Soviet scientists originally found the fossils in Kyrgyzstan in 1969 but they laid in a museum drawer in Moscow for many years after an initial examination concluded that two parallel rows of appendages on the back of the animal were scales, not feathers.

However, closer scrutiny of the "scales" by a team of Russian and American scientists found that they have several key features in common with feathers. The scientists found that the appendages had a long, thin tube or shaft running down their centre, with projections or "pinnae" extending from the sides of the base, just like modern feathers, but quite unlike reptilian scales.

Another feature is that Longisquama appears to have a feather growing in the same manner as modern feathers, where the pinnae unfurl inside a tube called a feather sheath.

The scientists believe that they have identified an unfurled pinna inside a sheath where the outer wall has flaked away. Larry Martin, another member of the team at the University of Kansas, said this was the factor that clinched it for him. "I'd been holding back until that point, thinking that these were unusual andfeather-like scales, but scales none the less. The results were startling," he said.

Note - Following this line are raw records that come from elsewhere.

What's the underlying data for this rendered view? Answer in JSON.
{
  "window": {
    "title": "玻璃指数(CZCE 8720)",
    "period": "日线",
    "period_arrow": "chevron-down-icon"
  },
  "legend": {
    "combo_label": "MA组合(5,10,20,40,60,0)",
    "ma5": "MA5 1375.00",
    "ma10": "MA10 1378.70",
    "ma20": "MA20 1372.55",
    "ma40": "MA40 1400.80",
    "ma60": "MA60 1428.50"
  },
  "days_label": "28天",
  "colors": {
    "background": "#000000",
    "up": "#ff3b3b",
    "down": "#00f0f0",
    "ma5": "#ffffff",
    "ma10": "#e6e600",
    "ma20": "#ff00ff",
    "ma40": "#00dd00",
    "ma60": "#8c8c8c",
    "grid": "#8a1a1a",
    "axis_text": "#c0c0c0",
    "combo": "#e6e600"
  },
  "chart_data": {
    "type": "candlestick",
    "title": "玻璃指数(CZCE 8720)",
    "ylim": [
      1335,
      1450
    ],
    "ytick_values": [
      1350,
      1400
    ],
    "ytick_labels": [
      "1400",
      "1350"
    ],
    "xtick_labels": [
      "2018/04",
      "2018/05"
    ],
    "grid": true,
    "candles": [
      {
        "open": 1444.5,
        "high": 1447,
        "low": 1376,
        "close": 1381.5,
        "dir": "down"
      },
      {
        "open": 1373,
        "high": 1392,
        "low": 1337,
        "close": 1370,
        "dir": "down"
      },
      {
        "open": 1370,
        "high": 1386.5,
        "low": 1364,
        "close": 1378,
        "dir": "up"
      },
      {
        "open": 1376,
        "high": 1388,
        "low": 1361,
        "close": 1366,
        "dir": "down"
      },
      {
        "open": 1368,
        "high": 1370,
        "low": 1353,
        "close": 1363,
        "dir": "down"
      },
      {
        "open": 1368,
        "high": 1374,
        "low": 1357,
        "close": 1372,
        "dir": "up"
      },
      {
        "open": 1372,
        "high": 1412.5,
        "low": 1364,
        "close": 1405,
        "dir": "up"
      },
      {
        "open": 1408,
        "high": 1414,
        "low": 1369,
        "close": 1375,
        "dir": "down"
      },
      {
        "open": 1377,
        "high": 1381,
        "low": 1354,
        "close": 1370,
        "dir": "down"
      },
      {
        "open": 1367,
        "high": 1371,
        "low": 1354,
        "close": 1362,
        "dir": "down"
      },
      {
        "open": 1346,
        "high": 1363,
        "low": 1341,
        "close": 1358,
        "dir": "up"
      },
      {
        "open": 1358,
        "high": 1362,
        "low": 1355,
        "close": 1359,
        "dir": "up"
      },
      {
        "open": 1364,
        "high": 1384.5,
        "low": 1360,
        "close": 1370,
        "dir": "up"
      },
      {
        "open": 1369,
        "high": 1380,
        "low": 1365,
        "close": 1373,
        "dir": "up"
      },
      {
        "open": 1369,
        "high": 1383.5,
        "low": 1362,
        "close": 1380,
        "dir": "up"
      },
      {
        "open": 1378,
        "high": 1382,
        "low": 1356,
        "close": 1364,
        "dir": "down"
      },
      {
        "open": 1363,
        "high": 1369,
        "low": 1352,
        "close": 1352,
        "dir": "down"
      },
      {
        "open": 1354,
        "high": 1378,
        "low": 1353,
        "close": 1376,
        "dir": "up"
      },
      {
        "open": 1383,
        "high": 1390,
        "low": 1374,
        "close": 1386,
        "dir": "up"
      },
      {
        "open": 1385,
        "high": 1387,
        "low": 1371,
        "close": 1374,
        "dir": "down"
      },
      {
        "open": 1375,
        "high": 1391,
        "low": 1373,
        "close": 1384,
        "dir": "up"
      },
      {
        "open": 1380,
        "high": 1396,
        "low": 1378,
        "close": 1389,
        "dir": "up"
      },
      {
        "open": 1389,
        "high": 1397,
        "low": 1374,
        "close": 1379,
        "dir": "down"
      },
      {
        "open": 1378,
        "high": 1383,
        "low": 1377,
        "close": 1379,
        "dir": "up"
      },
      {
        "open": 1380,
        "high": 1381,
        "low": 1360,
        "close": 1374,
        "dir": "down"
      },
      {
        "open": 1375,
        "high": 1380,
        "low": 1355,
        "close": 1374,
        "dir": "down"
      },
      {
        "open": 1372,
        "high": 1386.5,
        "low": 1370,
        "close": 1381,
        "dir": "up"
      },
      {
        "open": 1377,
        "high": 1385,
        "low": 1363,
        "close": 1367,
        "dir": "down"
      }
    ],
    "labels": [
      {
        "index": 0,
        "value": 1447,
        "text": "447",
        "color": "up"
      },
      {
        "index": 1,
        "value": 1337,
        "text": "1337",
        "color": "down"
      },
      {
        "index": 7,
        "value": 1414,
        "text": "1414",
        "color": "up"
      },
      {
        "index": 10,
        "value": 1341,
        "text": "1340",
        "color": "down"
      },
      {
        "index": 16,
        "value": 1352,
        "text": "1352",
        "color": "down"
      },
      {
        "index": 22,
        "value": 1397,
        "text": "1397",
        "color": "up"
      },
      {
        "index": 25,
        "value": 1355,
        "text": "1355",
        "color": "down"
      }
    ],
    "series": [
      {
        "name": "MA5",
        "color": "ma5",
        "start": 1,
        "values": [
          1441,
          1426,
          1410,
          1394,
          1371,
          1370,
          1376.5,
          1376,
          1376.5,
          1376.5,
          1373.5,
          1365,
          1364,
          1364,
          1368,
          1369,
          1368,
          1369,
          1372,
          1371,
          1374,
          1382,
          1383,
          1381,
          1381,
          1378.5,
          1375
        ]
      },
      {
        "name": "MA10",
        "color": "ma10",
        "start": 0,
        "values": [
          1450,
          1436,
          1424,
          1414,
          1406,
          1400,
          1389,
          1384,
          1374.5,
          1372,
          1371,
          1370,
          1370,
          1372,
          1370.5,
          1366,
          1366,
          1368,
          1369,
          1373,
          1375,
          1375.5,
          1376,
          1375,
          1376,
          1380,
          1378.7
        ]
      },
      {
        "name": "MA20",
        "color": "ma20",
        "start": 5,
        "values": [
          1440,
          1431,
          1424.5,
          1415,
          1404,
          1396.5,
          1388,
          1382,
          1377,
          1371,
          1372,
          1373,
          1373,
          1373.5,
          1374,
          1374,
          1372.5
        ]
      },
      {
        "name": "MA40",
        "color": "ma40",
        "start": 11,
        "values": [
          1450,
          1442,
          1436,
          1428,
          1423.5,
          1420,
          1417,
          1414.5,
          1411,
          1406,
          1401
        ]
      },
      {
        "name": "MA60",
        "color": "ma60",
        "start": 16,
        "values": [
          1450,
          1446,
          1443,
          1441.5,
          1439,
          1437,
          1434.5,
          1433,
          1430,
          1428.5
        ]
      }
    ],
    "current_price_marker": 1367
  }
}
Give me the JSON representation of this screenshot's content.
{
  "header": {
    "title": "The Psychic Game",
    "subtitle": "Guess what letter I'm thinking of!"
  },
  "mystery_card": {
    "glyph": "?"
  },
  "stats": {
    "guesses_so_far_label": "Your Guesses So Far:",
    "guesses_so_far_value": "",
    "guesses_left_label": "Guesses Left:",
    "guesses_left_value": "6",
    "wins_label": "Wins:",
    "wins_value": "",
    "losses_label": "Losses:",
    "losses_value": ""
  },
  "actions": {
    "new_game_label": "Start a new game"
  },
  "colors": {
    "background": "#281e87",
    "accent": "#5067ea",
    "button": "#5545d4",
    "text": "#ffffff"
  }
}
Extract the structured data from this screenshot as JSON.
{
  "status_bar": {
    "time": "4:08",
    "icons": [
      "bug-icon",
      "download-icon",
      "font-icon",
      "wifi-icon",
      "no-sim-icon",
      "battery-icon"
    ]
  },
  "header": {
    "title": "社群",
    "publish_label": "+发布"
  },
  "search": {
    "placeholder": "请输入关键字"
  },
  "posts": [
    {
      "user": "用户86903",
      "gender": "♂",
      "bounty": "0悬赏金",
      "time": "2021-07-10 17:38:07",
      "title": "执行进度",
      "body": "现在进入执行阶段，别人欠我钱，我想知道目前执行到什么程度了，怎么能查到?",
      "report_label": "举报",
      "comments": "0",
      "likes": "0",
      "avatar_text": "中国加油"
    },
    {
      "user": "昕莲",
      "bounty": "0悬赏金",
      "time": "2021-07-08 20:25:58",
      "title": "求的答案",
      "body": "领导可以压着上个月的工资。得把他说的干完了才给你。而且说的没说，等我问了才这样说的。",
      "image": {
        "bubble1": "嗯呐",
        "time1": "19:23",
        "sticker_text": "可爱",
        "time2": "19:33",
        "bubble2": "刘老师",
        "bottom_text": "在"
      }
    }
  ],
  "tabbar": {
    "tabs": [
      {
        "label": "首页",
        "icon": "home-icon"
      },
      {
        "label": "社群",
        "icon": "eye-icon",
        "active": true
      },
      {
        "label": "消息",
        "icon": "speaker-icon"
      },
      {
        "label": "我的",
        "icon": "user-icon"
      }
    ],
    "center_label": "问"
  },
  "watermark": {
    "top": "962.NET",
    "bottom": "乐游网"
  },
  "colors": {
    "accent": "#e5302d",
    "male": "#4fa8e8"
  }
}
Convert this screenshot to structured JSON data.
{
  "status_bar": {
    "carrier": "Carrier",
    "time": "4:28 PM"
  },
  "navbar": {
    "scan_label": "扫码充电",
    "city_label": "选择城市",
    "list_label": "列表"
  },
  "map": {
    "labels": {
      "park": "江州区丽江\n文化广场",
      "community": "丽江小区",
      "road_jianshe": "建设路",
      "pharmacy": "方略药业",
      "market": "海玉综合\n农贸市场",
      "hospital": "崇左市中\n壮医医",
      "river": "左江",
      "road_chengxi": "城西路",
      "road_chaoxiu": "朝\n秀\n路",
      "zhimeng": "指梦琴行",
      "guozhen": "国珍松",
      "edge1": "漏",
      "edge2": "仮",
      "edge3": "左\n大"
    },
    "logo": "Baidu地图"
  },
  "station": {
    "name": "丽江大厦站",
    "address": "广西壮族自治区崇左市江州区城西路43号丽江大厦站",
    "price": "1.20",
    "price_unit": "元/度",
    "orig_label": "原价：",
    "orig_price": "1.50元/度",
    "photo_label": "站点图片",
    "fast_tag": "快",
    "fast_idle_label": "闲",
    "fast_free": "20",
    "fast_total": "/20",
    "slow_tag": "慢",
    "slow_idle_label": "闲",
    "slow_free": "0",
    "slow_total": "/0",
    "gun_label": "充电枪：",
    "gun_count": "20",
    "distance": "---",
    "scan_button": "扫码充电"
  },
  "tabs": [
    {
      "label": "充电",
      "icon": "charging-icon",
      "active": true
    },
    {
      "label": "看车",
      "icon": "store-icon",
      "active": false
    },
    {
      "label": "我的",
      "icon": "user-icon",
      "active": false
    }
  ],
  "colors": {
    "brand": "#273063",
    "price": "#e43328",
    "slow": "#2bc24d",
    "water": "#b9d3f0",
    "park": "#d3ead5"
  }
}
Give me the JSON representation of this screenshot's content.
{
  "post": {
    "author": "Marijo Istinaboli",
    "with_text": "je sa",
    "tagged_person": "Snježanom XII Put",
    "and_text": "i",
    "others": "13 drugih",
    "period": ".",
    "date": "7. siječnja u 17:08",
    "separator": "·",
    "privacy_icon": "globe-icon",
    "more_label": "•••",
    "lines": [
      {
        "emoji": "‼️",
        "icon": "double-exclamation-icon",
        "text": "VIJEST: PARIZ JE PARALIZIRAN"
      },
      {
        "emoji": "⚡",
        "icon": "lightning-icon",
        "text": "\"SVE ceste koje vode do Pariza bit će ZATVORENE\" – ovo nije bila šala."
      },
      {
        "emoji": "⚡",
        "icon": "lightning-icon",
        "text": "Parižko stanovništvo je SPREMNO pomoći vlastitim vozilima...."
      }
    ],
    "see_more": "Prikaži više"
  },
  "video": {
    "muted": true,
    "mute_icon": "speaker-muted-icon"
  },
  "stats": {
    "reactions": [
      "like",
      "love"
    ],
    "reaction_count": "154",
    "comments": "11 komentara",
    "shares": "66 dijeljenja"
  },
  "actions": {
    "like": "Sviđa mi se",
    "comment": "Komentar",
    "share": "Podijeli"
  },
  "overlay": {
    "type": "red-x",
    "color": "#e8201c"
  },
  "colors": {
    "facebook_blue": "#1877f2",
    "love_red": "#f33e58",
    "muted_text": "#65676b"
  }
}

Feathers are so distinctive that it is unlikely they they had evolved more than once, Professor Ruben said. "A point that too many people always ignored, however, is that the most bird-like of the dinosaurs, such as Bambiraptor and Velociraptor, lived 70 million years after the earliest bird, Archaeopteryx," he said.

"So you have birds flying before the evolution of the first bird-like dinosaurs. We now question very strongly whether there were any feathered dinosaurs at all ... they were probably flightless birds."